NEW YORK, June 24, 2026, 14:03 (EDT)
- MARA dropped almost 8% as shares of bitcoin and other crypto miners moved lower.
- Shareholders signed off on an 18 million-share boost to the 2018 equity incentive plan.
- Citizens started coverage with a market outperform rating and set a $24 price target, according to Benzinga data.
MARA Holdings shares dropped almost 8% to $13.54 by midday Wednesday as bitcoin slipped and crypto miners traded lower. At last check, bitcoin was off 4.9% at $59,328. Riot Platforms gave up 5.5% and CleanSpark was down 7.1%.
MARA filed a current report June 22 after its annual meeting. Shareholders cleared an amendment to the 2018 equity incentive plan, adding 18 million shares to the stock pool for employee and director pay.
The company is reserving 81 million shares under the plan, an amended total disclosed in an exhibit to the U.S. Securities and Exchange Commission.
SEC filings from June 22 show Marathon Digital CEO Fred Thiel sold 27,505 shares at $14.25 each on June 17 through a Rule 10b5-1 trading plan. General Counsel Zabi Nowaid moved 7,000 shares at the same price. CFO Salman Hassan Khan also sold, offloading 16,000 shares at $14.25 using a preset plan.
Director Douglas Mellinger filed a Form 144 the same day, disclosing plans to sell 7,000 shares worth $112,000 in aggregate market value. The Form 144 is just a notice of intended sale, not confirmation that shares were sold.
MARA shares stayed down even with a new positive call from Citizens. The firm began coverage with a market outperform and set a $24 target on June 24, Benzinga reported. Benzinga lists the consensus on the name as neutral with a $17.49 average price target.

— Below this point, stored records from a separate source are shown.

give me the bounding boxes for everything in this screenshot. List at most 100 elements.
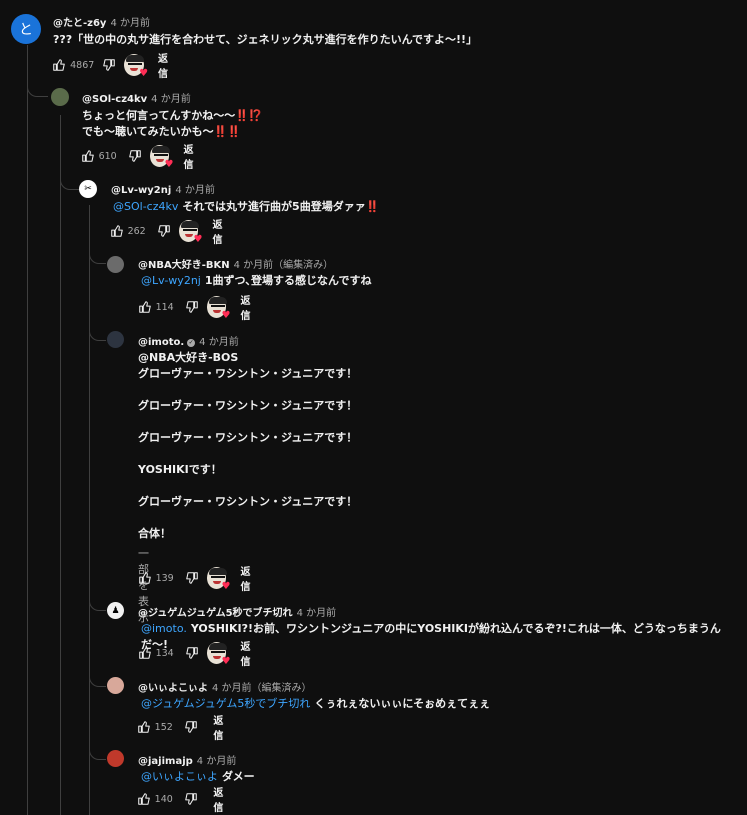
author-name[interactable]: @ジュゲムジュゲム5秒でブチ切れ <box>138 608 293 619</box>
comment-time[interactable]: 4 か月前 <box>199 337 239 348</box>
thread-elbow <box>89 595 106 611</box>
comment-text: ???「世の中の丸サ進行を合わせて、ジェネリック丸サ進行を作りたいんですよ〜!!… <box>53 33 478 46</box>
like-icon[interactable] <box>108 221 126 241</box>
creator-heart-icon: ♥ <box>207 296 230 321</box>
author-name[interactable]: @SOl-cz4kv <box>82 94 147 105</box>
dislike-icon[interactable] <box>184 643 202 663</box>
like-count: 140 <box>154 793 173 805</box>
like-icon[interactable] <box>136 789 153 809</box>
like-icon[interactable] <box>136 643 154 663</box>
reply-button[interactable]: 返信 <box>212 216 230 246</box>
avatar[interactable] <box>107 677 124 694</box>
thread-elbow <box>27 78 48 97</box>
creator-heart-icon: ♥ <box>179 220 202 245</box>
comment-text: @Lv-wy2nj 1曲ずつ､登場する感じなんですね <box>141 273 731 289</box>
comment-meta: @SOl-cz4kv 4 か月前 <box>82 90 191 105</box>
thread-elbow <box>89 670 106 687</box>
dislike-icon[interactable] <box>127 146 145 166</box>
comment-actions: 114 ♥ 返信 <box>136 296 258 322</box>
like-icon[interactable] <box>50 55 68 75</box>
dislike-icon[interactable] <box>100 55 118 75</box>
comment-body: 1曲ずつ､登場する感じなんですね <box>204 274 372 287</box>
like-icon[interactable] <box>136 568 154 588</box>
dislike-icon[interactable] <box>183 717 200 737</box>
avatar[interactable]: ♟ <box>107 602 124 619</box>
thread-elbow <box>89 745 106 760</box>
avatar[interactable] <box>107 331 124 348</box>
thread-elbow <box>60 170 79 190</box>
author-name[interactable]: @たと-z6y <box>53 18 106 29</box>
reply-button[interactable]: 返信 <box>213 712 230 742</box>
thread-elbow <box>89 245 106 264</box>
comment-text: @ジュゲムジュゲム5秒でブチ切れ くぅれぇないぃぃにそぉめぇてぇぇ <box>141 696 741 712</box>
like-icon[interactable] <box>136 717 153 737</box>
reply-button[interactable]: 返信 <box>240 292 258 322</box>
creator-heart-icon: ♥ <box>207 642 230 667</box>
comment-meta: @いぃよこぃよ 4 か月前（編集済み） <box>138 679 312 694</box>
author-name[interactable]: @jajimajp <box>138 756 193 767</box>
edited-label: （編集済み） <box>251 683 312 694</box>
avatar[interactable] <box>107 750 124 767</box>
like-count: 610 <box>98 150 117 162</box>
creator-heart-icon: ♥ <box>207 567 230 592</box>
dislike-icon[interactable] <box>184 297 202 317</box>
mention-link[interactable]: @ジュゲムジュゲム5秒でブチ切れ <box>141 697 310 710</box>
comment-meta: @Lv-wy2nj 4 か月前 <box>111 181 215 196</box>
mention-link[interactable]: @Lv-wy2nj <box>141 274 201 287</box>
comment-time[interactable]: 4 か月前 <box>212 683 252 694</box>
comment-time[interactable]: 4 か月前 <box>197 756 237 767</box>
dislike-icon[interactable] <box>184 568 202 588</box>
author-name[interactable]: @いぃよこぃよ <box>138 683 208 694</box>
avatar[interactable]: ✂ <box>79 180 97 198</box>
author-name[interactable]: @Lv-wy2nj <box>111 185 171 196</box>
author-name[interactable]: @imoto. <box>138 337 184 348</box>
avatar[interactable]: と <box>11 14 41 44</box>
comment-time[interactable]: 4 か月前 <box>234 260 274 271</box>
comment-meta: @jajimajp 4 か月前 <box>138 752 236 767</box>
reply-button[interactable]: 返信 <box>213 784 230 814</box>
avatar[interactable] <box>51 88 69 106</box>
comment-time[interactable]: 4 か月前 <box>297 608 337 619</box>
comment-actions: 152 返信 <box>136 716 230 742</box>
comment-time[interactable]: 4 か月前 <box>151 94 191 105</box>
comment-meta: @たと-z6y 4 か月前 <box>53 14 150 29</box>
comment-body: それでは丸サ進行曲が5曲登場ダァァ‼️ <box>182 200 380 213</box>
comment-time[interactable]: 4 か月前 <box>175 185 215 196</box>
comment-body: ダメー <box>222 770 255 783</box>
comment-actions: 140 返信 <box>136 788 230 814</box>
edited-label: （編集済み） <box>273 260 334 271</box>
comment-text: @NBA大好き-BOS グローヴァー・ワシントン・ジュニアです！ グローヴァー・… <box>138 351 358 540</box>
like-icon[interactable] <box>136 297 154 317</box>
reply-button[interactable]: 返信 <box>240 563 258 593</box>
comment-time[interactable]: 4 か月前 <box>110 18 150 29</box>
like-icon[interactable] <box>79 146 97 166</box>
comment-meta: @imoto. ✓ 4 か月前 <box>138 333 239 348</box>
reply-button[interactable]: 返信 <box>183 141 201 171</box>
reply-button[interactable]: 返信 <box>158 50 176 80</box>
thread-elbow <box>89 320 106 341</box>
comment-actions: 262 ♥ 返信 <box>108 220 230 246</box>
verified-icon: ✓ <box>187 339 196 347</box>
creator-heart-icon: ♥ <box>124 54 148 79</box>
thread-line-3 <box>89 205 90 815</box>
comment-actions: 139 ♥ 返信 <box>136 567 258 593</box>
mention-link[interactable]: @imoto. <box>141 622 187 635</box>
comment-meta: @ジュゲムジュゲム5秒でブチ切れ 4 か月前 <box>138 604 336 619</box>
dislike-icon[interactable] <box>156 221 174 241</box>
mention-link[interactable]: @SOl-cz4kv <box>113 200 178 213</box>
mention-link[interactable]: @いぃよこぃよ <box>141 770 218 783</box>
like-count: 114 <box>155 301 174 313</box>
dislike-icon[interactable] <box>183 789 200 809</box>
comment-actions: 610 ♥ 返信 <box>79 145 201 171</box>
creator-heart-icon: ♥ <box>150 145 173 170</box>
like-count: 134 <box>155 647 174 659</box>
avatar[interactable] <box>107 256 124 273</box>
like-count: 139 <box>155 572 174 584</box>
like-count: 152 <box>154 721 173 733</box>
like-count: 262 <box>127 225 146 237</box>
reply-button[interactable]: 返信 <box>240 638 258 668</box>
comment-actions: 134 ♥ 返信 <box>136 642 258 668</box>
comment-meta: @NBA大好き-BKN 4 か月前（編集済み） <box>138 256 333 271</box>
comment-body: くぅれぇないぃぃにそぉめぇてぇぇ <box>314 697 491 710</box>
author-name[interactable]: @NBA大好き-BKN <box>138 260 230 271</box>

MARA still trades like a bitcoin proxy, but management is working to pivot the narrative to power and data. In April, the company said it would acquire Long Ridge Energy & Power from FTAI Infrastructure for $1.5 billion, including debt, which gets it a 505-megawatt gas plant in Ohio and space for building out a data center campus. “It has all the key components for us,” CEO Thiel said in an interview with Reuters, calling the site “the ideal data center campus.” Reuters
MARA’s Q1 numbers put focus on bitcoin’s impact. Revenue dropped 18% to $174.6 million. Net loss ballooned to $1.3 billion, with $1.0 billion of that linked to fair value losses on digital assets. The company held 35,303 bitcoin at the end of March, produced 2,247 bitcoin during the period, and sold 20,880 bitcoin for an average of $70,137 each.
The downside is straightforward. If bitcoin falls further, MARA’s holdings take a hit and mining margins could shrink. Slower lease-ups at AI data centers would keep the stock more linked to bitcoin than to management’s infrastructure pitch. The new share pool means dilution risk sticks around if stock comp goes up.